Boeing chief executive Dennis Muilenburg’s public handling of the 737 Max crisis – particularly his comments at a recent press briefing – has left some industry observers questioning the prudence of the chief’s approach.
Questions have also arisen in the broader media about Muilenburg’s job security – though some analysts describe such speculation as unwarranted.
Several analysts interviewed agree the 737 Max’s problems make Muilenburg’s job incredibly difficult, and they suspect Boeing’s corporate lawyers – already facing legal attacks on several fronts – are driving his messages.
But the approach may be causing more harm than good, some say.
“They are talking like a company that’s lawyering up, rather than a company that plays some kind of role,” says Richard Aboulafia, an aerospace analyst and vice-president of consultancy Teal Group. “By not admitting that MCAS design and implementation is flawed, they are letting all sorts of nonsense to prosper out there.”
By “nonsense”, Aboulafia means suggestions swirling on social media and elsewhere that Boeing rushed the 737 Max’s development, and did so on the cheap.
“No one is hearing an alternative narrative from Boeing,” he adds.
Muilenburg’s “press conference, aside from his main speech, was not perceived as positive. He said things that were indeed correct, but it was not needed to further the issue,” aerospace analyst Michel Merluzeau says of Muilenburg’s 29 April appearance before reporters.
“Muilenburg raised issues worthy of discussion, such as whether the pilots correctly followed all checklist procedures, but it did not come across as intended,” Merluzeau adds.
During Muilenburg’s press briefing, held in Chicago immediately after the company’s annual shareholder meeting, reporters peppered Muilenburg with 737 Max questions.
Muilenburg’s responses walked a delicate line. He insisted Boeing has taken responsibility for improving the MCAS flight control software, which played a role in both accidents.
He also defended Boeing’s design work and, when pressed, did not answer when asked pointedly if Boeing designed a faulty system.
Muilenburg also said the pilots of two recent crashed 737 Max aircraft did not “completely” follow cockpit checklists.
Another analyst who spoke on condition of anonymity expressed surprise, even disbelief, at what this person viewed as Muilenburg’s failure to concede Boeing made errors with MCAS development.
Aboulafia credits Muilenburg for finally taking questions from reporters, but views Muilenburg’s comments as short-sighted and scripted by corporate attorneys.
Two days after the press conference, Boeing announced its former general counsel Michael Luttig had taken a new position to focus exclusively on advising Muilenburg and Boeing’s board on “special issues” such as those related to the 737 Max crashes.
“It just seems they are bowing down to short-term level concerns rather than doing what's best for the company in the long run,” says Aboulafia.

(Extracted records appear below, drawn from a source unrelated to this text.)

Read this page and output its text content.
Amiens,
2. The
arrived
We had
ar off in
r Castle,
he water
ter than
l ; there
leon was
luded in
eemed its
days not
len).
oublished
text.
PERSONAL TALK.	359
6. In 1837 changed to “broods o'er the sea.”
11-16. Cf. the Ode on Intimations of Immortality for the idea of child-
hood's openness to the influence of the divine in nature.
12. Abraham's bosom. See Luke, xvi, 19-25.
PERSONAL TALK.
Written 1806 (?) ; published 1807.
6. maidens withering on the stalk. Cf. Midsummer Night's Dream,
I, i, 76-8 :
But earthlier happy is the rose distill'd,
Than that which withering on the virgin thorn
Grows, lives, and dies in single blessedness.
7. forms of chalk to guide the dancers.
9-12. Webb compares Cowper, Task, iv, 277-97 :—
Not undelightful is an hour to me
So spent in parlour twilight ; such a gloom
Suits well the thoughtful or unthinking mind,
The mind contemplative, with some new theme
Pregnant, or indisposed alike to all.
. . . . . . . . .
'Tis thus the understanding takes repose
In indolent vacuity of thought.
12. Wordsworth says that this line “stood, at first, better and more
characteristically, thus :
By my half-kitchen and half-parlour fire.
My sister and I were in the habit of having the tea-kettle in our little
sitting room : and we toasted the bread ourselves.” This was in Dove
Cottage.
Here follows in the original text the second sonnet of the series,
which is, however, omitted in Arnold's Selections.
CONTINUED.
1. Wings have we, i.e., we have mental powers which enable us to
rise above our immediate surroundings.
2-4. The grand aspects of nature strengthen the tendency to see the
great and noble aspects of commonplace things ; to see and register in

Boeing would benefit, Aboulafia thinks, by conceding the role it played, perhaps saying something like: “It wasn’t absolutely necessary, this system, but we inserted it and we made it more aggressive than it needed to be… We regret that, but in hindsight these are easy errors to fix”.
Such an approach might expose Boeing to greater legal risk.
“But it sure is worth it,” Aboulafia says. “It’s the right thing to do.”
Others think Boeing might have been better served to not hold a press conference at all until investigations into the two recent crashes are completed.
“I was surprised Dennis decided to step in the lion’s den,” Merluzeau says. “He had to know this was going to happen. Better not to have had a press conference, perhaps.”
Since the press conference, discussion has also swirled in the broader media about whether Boeing’s challenges might spur a change at the top, possibly leading Muilenburg to resign, or to be forced out.
Boeing declines to comment to FlightGlobal about Muilenburg's future as chief executive. A reporter asked Muilenburg on 29 April if he planned to step down, but Muilenburg did not answer.
In addition to the 737 Max crisis, two other major Boeing aircraft programmes have faced negative press in recent weeks. Boeing has halted deliveries of KC-46 tankers after reports that the US Air Force found production debris inside delivered aircraft. And recent news reports raised allegations of similar problems with 787s produced at Boeing’s North Charleston manufacturing site.
Boeing has defended the quality of North Charleston-produced 787s and says it is addressing KC-46 concerns.
Those challenges aside, Aboulafia thinks Muilenburg’s job remains secure – assuming Boeing gets the 737 Max back into service relatively quickly.
“This is a company driven by share price. As long as the company‘s share price goes up”, Muilenburg’s job is safe, Aboulafia says.